Hoewel het oorspronkelijk alleen van toepassing was op ons eigen zonnestelsel, wordt nu gedacht dat het SNDM de gebruikelijke manier van stervorming in het hele universum is. Sinds augustus 2017 zijn er meer dan 3000 buitenaardse planeten ontdekt in ons melkwegstelsel.


 

Meteorieten als aanwijzingen voor data

Volgens de nevelhypothese is het zonnestelsel ontstaan uit de zwaartekrachtinstorting van een fragment van een reusachtige moleculaire wolk. De wolk was ongeveer 20 parsec (65 lichtjaar) groot, terwijl de fragmenten ruwweg 1 parsec (drie en een kwart lichtjaar) groot waren.

Vanwege het behoud van impulsmoment draaide de nevel sneller naarmate hij instortte. Naarmate het materiaal in de nevel condenseerde, begonnen de atomen erin met toenemende frequentie te botsen, waardoor hun kinetische energie werd omgezet in warmte. Het centrum, waar de meeste massa zich verzamelde, werd steeds heter dan de omringende schijf. Na ongeveer 100.000 jaar ontstond in het centrum een hete, dichte protoster.

De oudste insluitsels die in meteorieten zijn gevonden, zijn mogelijk het eerste vaste materiaal dat in de presolaire nevel is gevormd. Ze zijn 4568,2 miljoen jaar oud. Dit is één definitie van de leeftijd van het zonnestelsel.



 Hubble-beeld van protoplanetaire schijven in de Orionnevel, een lichtjaar brede "stellaire kraamkamer" die waarschijnlijk sterk lijkt op de oernevel waaruit de zon is ontstaan.  Zoom
Hubble-beeld van protoplanetaire schijven in de Orionnevel, een lichtjaar brede "stellaire kraamkamer" die waarschijnlijk sterk lijkt op de oernevel waaruit de zon is ontstaan.  

Vragen en antwoorden

V: Wat is de neveltheorie?


A: De nebulaire theorie is een proces waardoor zonnestelsels ontstaan. Het verklaart hoe een grote gaswolk in een gebied in de ruimte door de zwaartekracht kan worden samengetrokken, waardoor uiteindelijk een ster zoals de zon en de planeten worden gevormd.

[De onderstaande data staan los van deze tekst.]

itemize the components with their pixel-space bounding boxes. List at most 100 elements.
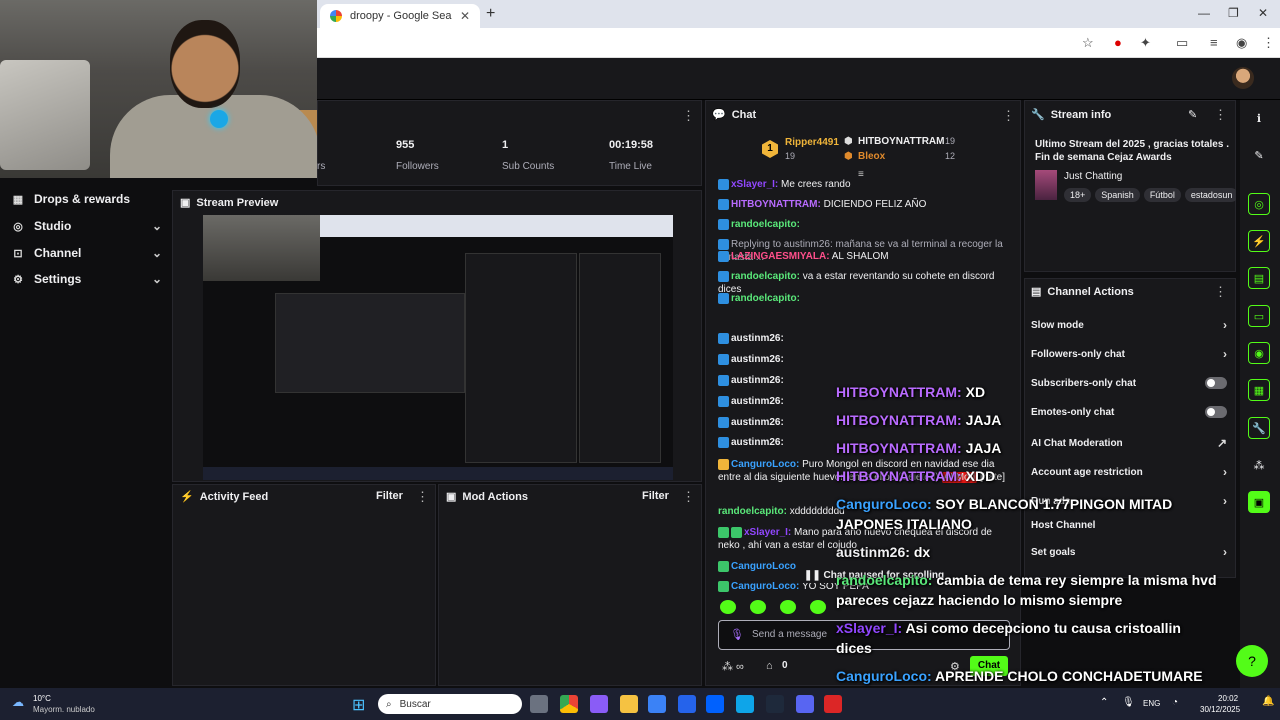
channel-action-item[interactable]: Slow mode ›: [1031, 318, 1227, 332]
emote-icon[interactable]: [810, 600, 826, 614]
chat-username[interactable]: randoelcapito:: [731, 293, 800, 304]
channel-action-item[interactable]: Subscribers-only chat: [1031, 377, 1227, 389]
clock-date[interactable]: 30/12/2025: [1200, 705, 1240, 714]
info-icon[interactable]: ℹ: [1248, 107, 1270, 129]
mail-icon[interactable]: [678, 695, 696, 713]
chat-username[interactable]: LAZINGAESMIYALA:: [731, 251, 830, 262]
tag[interactable]: Spanish: [1095, 188, 1140, 202]
stream-info-menu-icon[interactable]: ⋮: [1214, 107, 1227, 123]
steam-icon[interactable]: [766, 695, 784, 713]
notifications-icon[interactable]: 🔔: [1262, 696, 1274, 707]
weather-temp[interactable]: 10°C: [33, 694, 51, 703]
mod-filter-button[interactable]: Filter: [642, 490, 669, 502]
close-tab-icon[interactable]: ✕: [460, 9, 470, 23]
sidebar-item-channel[interactable]: ⊡ Channel ⌄: [12, 246, 162, 260]
chat-username[interactable]: CanguroLoco:: [731, 459, 799, 470]
share-icon[interactable]: ⁂: [1248, 454, 1270, 476]
edit-icon[interactable]: ✎: [1188, 108, 1197, 121]
tag[interactable]: 18+: [1064, 188, 1092, 202]
bolt-icon[interactable]: ⚡: [1248, 230, 1270, 252]
wifi-icon[interactable]: ◔: [1172, 697, 1178, 708]
chat-username[interactable]: randoelcapito:: [731, 219, 800, 230]
chat-username[interactable]: austinm26:: [731, 396, 784, 407]
discord-icon[interactable]: [796, 695, 814, 713]
channel-action-item[interactable]: Account age restriction ›: [1031, 465, 1227, 479]
chat-username[interactable]: xSlayer_I:: [744, 527, 791, 538]
emote-icon[interactable]: [750, 600, 766, 614]
close-window-icon[interactable]: ✕: [1258, 6, 1268, 20]
edge-icon[interactable]: [736, 695, 754, 713]
leaderboard-name[interactable]: HITBOYNATTRAM: [858, 136, 944, 147]
chat-username[interactable]: austinm26:: [731, 417, 784, 428]
extensions-icon[interactable]: ✦: [1140, 35, 1151, 51]
chat-menu-icon[interactable]: ⋮: [1002, 108, 1015, 124]
channel-action-item[interactable]: AI Chat Moderation ↗: [1031, 436, 1227, 450]
channel-action-item[interactable]: Set goals ›: [1031, 545, 1227, 559]
emote-icon[interactable]: [720, 600, 736, 614]
stats-menu-icon[interactable]: ⋮: [682, 108, 695, 124]
tag[interactable]: Fútbol: [1143, 188, 1181, 202]
sidebar-item-settings[interactable]: ⚙ Settings ⌄: [12, 272, 162, 286]
opera-icon[interactable]: ●: [1114, 35, 1122, 50]
chrome-icon[interactable]: [560, 695, 578, 713]
gift-points-icon[interactable]: ⌂: [766, 660, 773, 672]
pen-icon[interactable]: ✎: [1248, 144, 1270, 166]
chat-username[interactable]: randoelcapito:: [731, 271, 800, 282]
toggle-switch[interactable]: [1205, 377, 1227, 389]
language-indicator[interactable]: ENG: [1143, 699, 1160, 708]
dropbox-icon[interactable]: [706, 695, 724, 713]
tray-chevron-icon[interactable]: ⌃: [1100, 697, 1108, 708]
chat-username[interactable]: CanguroLoco:: [731, 581, 799, 592]
channel-action-item[interactable]: Followers-only chat ›: [1031, 347, 1227, 361]
category-name[interactable]: Just Chatting: [1064, 171, 1122, 182]
menu-icon[interactable]: ⋮: [1262, 35, 1275, 51]
copilot-icon[interactable]: [590, 695, 608, 713]
chat-username[interactable]: CanguroLoco: [731, 561, 796, 572]
toggle-switch[interactable]: [1205, 406, 1227, 418]
stream-preview-video[interactable]: [203, 215, 673, 480]
mod-menu-icon[interactable]: ⋮: [682, 489, 695, 505]
chat-username[interactable]: xSlayer_I:: [731, 179, 778, 190]
obs-icon[interactable]: [824, 695, 842, 713]
wrench-icon[interactable]: 🔧: [1248, 417, 1270, 439]
chat-username[interactable]: austinm26:: [731, 333, 784, 344]
channel-actions-menu-icon[interactable]: ⋮: [1214, 284, 1227, 300]
tag[interactable]: estadosun: [1184, 188, 1236, 202]
user-avatar[interactable]: [1232, 67, 1254, 89]
taskbar-search[interactable]: ⌕ Buscar: [378, 694, 522, 714]
store-icon[interactable]: [648, 695, 666, 713]
channel-action-item[interactable]: Host Channel: [1031, 520, 1227, 531]
activity-menu-icon[interactable]: ⋮: [416, 489, 429, 505]
clock-time[interactable]: 20:02: [1218, 694, 1238, 703]
task-view-icon[interactable]: [530, 695, 548, 713]
windows-start-icon[interactable]: ⊞: [352, 695, 365, 715]
new-tab-icon[interactable]: +: [486, 5, 495, 23]
leaderboard-name[interactable]: Ripper4491: [785, 137, 839, 148]
chat-username[interactable]: austinm26:: [731, 375, 784, 386]
add-widget-icon[interactable]: ▣: [1248, 491, 1270, 513]
chat-username[interactable]: HITBOYNATTRAM:: [731, 199, 821, 210]
target-icon[interactable]: ◎: [1248, 193, 1270, 215]
chat-username[interactable]: austinm26:: [731, 354, 784, 365]
sidebar-item-drops[interactable]: ▦ Drops & rewards: [12, 192, 162, 206]
cast-icon[interactable]: ▭: [1176, 35, 1188, 51]
browser-tab[interactable]: droopy - Google Search ✕: [320, 4, 480, 28]
channel-action-item[interactable]: Emotes-only chat: [1031, 406, 1227, 418]
points-icon[interactable]: ⁂ ∞: [722, 660, 744, 673]
sidebar-item-studio[interactable]: ◎ Studio ⌄: [12, 219, 162, 233]
folder-icon[interactable]: [620, 695, 638, 713]
layout-icon[interactable]: ▦: [1248, 379, 1270, 401]
document-icon[interactable]: ▤: [1248, 267, 1270, 289]
chat-bubble-icon[interactable]: ▭: [1248, 305, 1270, 327]
broadcast-icon[interactable]: ◉: [1248, 342, 1270, 364]
tray-mic-icon[interactable]: 🎙: [1122, 697, 1135, 708]
star-icon[interactable]: ☆: [1082, 35, 1094, 51]
leaderboard-name[interactable]: Bleox: [858, 151, 885, 162]
profile-icon[interactable]: ◉: [1236, 35, 1247, 51]
emote-icon[interactable]: [780, 600, 796, 614]
weather-desc[interactable]: Mayorm. nublado: [33, 705, 95, 714]
media-icon[interactable]: ≡: [1210, 35, 1218, 50]
restore-icon[interactable]: ❐: [1228, 6, 1239, 20]
microphone-icon[interactable]: 🎙: [730, 628, 744, 641]
help-icon[interactable]: ?: [1236, 645, 1268, 677]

V: Hoe krijgt de zon haar energie?


A: De zon krijgt haar energie door waterstof in helium te veranderen via een fusiereactie in haar kern, waarbij warmte, licht en andere vormen van elektromagnetische straling vrijkomen.

V: Waardoor draaien de planeten om hun eigen as?


A: De oorspronkelijke gaswolk had verschillende dichtheden op verschillende plaatsen, waardoor hij rond de zon en de eigen as van elke planeet draaide. Deze draaiing werd versterkt door samentrekking onder de zwaartekracht (behoud van energie) en behoud van impulsmoment.

V: Waar komen alle elementen vandaan waaruit aardse planeten, manen, asteroïden enz. bestaan?


A: Alle elementen behalve waterstof en helium zijn afkomstig van eerdere generaties sterren die miljarden jaren geleden in de buurt van ons jonge zonnestelsel explodeerden - deze enorme supernova's produceerden hogere elementen.

V: Waarom doorlopen reuzensterren hun levenscyclus veel sneller dan kleinere sterren?


A: Reuzensterren hebben een nog hogere druk en temperatuur dan een gemiddelde hoofdreeksster zoals de zon - hierdoor doorlopen zij hun levenscyclus veel sneller dan kleinere sterren.

V: Waardoor werd ons zonnestelsel ongeveer 4,6 miljard jaar geleden gevormd?


A: Ongeveer 4,6 miljard jaar geleden was er een grote gaswolk nabij ons gebied in de ruimte - alle dingen met massa trekken naar elkaar toe, dus dit trok al het gas naar het centrum tot het een voldoende hoge druk bereikte om waterstofatomen samen te smelten tot helium.